Budget de 43 milliards
Probablement, l’amélioration des conditions de travail des magistrats permettra d’entrevoir un meilleur fonctionnement de l’appareil judiciaire. Selon Me Sall, les travaux de construction des sièges de la Cour d’appel de Saint-Louis et du Tribunal de grande instance de Fatick, interrompus depuis plusieurs mois, vont bientôt redémarrer. «Au sujet de la construction des sièges de la Cour d’appel de Saint-Louis et du Tribunal de grande instance de Fatick, leur exécution a été retardée par des tensions de trésorerie, mais ces projets vont très bientôt redémarrer», promet-il. Il a annoncé qu’un important montant financier viendra s’ajouter aux 200 millions déjà mobilisés.

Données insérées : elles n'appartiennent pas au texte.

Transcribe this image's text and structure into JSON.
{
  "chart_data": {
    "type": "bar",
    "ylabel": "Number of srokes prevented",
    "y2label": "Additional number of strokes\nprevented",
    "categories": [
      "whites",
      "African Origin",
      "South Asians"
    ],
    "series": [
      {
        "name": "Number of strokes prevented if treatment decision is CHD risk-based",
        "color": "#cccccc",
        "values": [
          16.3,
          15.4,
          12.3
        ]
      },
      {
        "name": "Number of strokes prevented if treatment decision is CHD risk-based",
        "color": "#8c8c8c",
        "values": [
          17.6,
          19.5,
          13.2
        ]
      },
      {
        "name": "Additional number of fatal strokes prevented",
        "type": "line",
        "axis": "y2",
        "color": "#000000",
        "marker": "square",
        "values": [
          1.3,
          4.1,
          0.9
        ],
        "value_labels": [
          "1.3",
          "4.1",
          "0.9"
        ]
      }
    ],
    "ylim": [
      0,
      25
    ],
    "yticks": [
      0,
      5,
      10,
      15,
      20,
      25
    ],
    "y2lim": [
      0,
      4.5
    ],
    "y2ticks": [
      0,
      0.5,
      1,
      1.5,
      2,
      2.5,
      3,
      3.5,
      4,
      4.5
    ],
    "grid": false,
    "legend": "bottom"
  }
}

Le budget du ministère de la Justice pour le compte de l’année 2020, arrêté à 43 milliards 352 millions 064 mille 711 francs Cfa, a été adopté par les députés hier. Le projet de budget défendu par Malick Sall est articulé en 5 programmes : le pilotage, coordination et gestion administrative a un financement de 12 milliards 559 millions 555 mille Cfa, la justice judiciaire pour 23 milliards 659 millions 467 mille 602 Cfa, l’éducation surveillée et la protection judiciaire de l’enfant pour 440 millions Cfa, l’Administration pénitentiaire pour 15 milliards 199 millions 559 mille 857 Cfa et le 5e programme intitulé Bonne gouvernance et droits humains pour 7 milliards 749 millions 999 mille 993 Cfa. Pour Malick Sall, ces «5 programmes visent respectivement l’amélioration du secteur de la justice à travers le renforcement des fonctions de support et de soutien, l’indépendance des juges, l’accessibilité et l’efficacité de la justice au service de tous les citoyens, la protection de l’enfant en danger et/ou en conflit avec la loi, l’exécution des décisions pénales en milieu fermé et la préparation à la réinsertion des détenus et enfin la consolidation du dispositif institutionnel mis en place pour améliorer les modes de régulation et de gestion des affaires publiques».